4. Apesar das inúmeras hipóteses que minimizam a possibilidade de
pleno cuidado de um dos genitores em relação à sua prole, existe um
núcleo mínimo de cuidados parentais que, para além do mero
cumprimento da lei, garantam aos filhos, ao menos quanto à
afetividade, condições para uma adequada formação psicológica e
inserção social.
5. A caracterização do abandono afetivo, a existência de excludentes
ou, ainda, fatores atenuantes - por demandarem revolvimento de
matéria fática - não podem ser objeto de reavaliação na estreita via
do recurso especial.
6. A alteração do valor fixado a título de compensação por danos
morais é possível, em recurso especial, nas hipóteses em que a
quantia estipulada pelo Tribunal de origem revela-se irrisória ou
exagerada.
7. Recurso especial parcialmente provido.
Conclusão
Como ja foi explicado anteriormente , o abandono afetivo causa diversos danos piscológicos e até físicos , causando na pessoa que sofre o abandono problemas contínuos ao longo de sua vida.
Portanto nada mais justo que haja uma reparação pecuniária em detrimento de quem sofre o abandono. Corroborando com esse entendimento, Rodrigo da Cunha Pereira afirma que:
" não é possível obrigar ninguém a amar.

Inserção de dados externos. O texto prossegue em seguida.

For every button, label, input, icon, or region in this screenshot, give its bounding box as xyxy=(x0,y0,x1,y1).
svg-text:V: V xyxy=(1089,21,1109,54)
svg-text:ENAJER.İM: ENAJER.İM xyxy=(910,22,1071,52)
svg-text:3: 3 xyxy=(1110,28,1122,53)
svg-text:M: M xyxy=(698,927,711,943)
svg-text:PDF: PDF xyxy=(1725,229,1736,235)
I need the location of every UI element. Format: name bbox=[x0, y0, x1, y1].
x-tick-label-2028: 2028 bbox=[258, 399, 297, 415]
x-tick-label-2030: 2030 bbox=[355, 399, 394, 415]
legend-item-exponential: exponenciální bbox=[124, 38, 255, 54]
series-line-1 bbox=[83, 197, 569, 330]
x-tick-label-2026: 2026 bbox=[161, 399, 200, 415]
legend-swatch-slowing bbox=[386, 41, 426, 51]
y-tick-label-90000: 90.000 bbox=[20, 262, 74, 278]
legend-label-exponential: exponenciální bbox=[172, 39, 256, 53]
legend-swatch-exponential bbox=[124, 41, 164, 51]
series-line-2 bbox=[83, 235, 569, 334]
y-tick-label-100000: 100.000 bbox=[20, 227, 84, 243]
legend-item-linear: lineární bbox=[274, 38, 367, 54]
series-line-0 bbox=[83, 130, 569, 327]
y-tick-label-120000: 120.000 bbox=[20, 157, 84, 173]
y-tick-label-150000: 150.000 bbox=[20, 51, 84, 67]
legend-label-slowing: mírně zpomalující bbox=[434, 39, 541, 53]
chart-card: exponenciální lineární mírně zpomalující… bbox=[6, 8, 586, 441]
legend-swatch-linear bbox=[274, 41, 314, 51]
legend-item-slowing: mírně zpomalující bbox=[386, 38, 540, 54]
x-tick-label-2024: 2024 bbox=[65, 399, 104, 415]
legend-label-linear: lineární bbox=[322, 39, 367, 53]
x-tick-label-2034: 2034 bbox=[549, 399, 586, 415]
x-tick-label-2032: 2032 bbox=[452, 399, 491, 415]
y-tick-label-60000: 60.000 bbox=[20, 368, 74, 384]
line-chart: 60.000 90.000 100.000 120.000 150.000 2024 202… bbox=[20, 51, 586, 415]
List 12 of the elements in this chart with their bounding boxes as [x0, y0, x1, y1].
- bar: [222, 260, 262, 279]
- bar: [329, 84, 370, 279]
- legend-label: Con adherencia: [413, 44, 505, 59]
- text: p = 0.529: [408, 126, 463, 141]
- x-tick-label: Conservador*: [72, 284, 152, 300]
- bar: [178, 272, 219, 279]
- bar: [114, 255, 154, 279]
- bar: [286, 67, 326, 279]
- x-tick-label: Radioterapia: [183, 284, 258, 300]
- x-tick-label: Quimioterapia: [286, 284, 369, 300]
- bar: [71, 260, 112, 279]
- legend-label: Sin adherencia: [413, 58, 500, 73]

No entanto, a esta desatenção e a este desafeto devem corresponder uma sanção, sob pena de termos um direito acéfalo, um direito vazio, um direito inexigível. Se um pai ou uma mãe não quiserem dar atenção, carinho e afeto àqueles que trouxeram ao mundo, ninguém pode obrigá-los, mas a sociedade cumpre o papel solidário de lhes dizer, de alguma forma, que isso não está certo e que tal atitude pode comprometer a formação e o caráter dessas pessoas abandonadas, afetivamente".
Conclui-se que a recusa dos pais em exercer os seus deveres inerentes ao pátrio poder , configura um abuso de direito, ou seja, um ato ilícito que concede o direito de indenização por violação de direitos garantidos na Constituição, como a dignidade da pessoa humana.
Referências Bibliograficas:
BAUMANN, Zygmunt. Amor Líquido. Rio de Janeiro: Zahar, 2004
LEVIS, Malvin, Aspectos Clínicos do Desenvolvimento na Infancia e na Adolescência 3ª edição. Artes Médicas, 1993
TARTUCE, Flávio, Manual de Direito Civil. 6ª edição, 2016.
LISBOA, Roberto. Manual de Direito Civil, volume 2 , 2002.
DIAS, Maria, Afeto, ética e família e o novo Código Civil - Anais do IV Congresso Brasileiro de Direito de Família, promovido pelo Instituto Brasileiro de Direito de Família - IBDFAM com apoio da OAB/MG, Belo Horizonte: Del Rey, 2004, p. 11-20.
LISBOA, Roberto Senise . Manual de direito civil, v. 5 : direito de família e sucessões, 8ª edição.
CAHALI, Yussef Said. Dano moral. 2. ed. São Paulo: RT, 1998
MARMITT, Arnaldo. Dano moral, Rio de Janeiro: Aide. p. 64.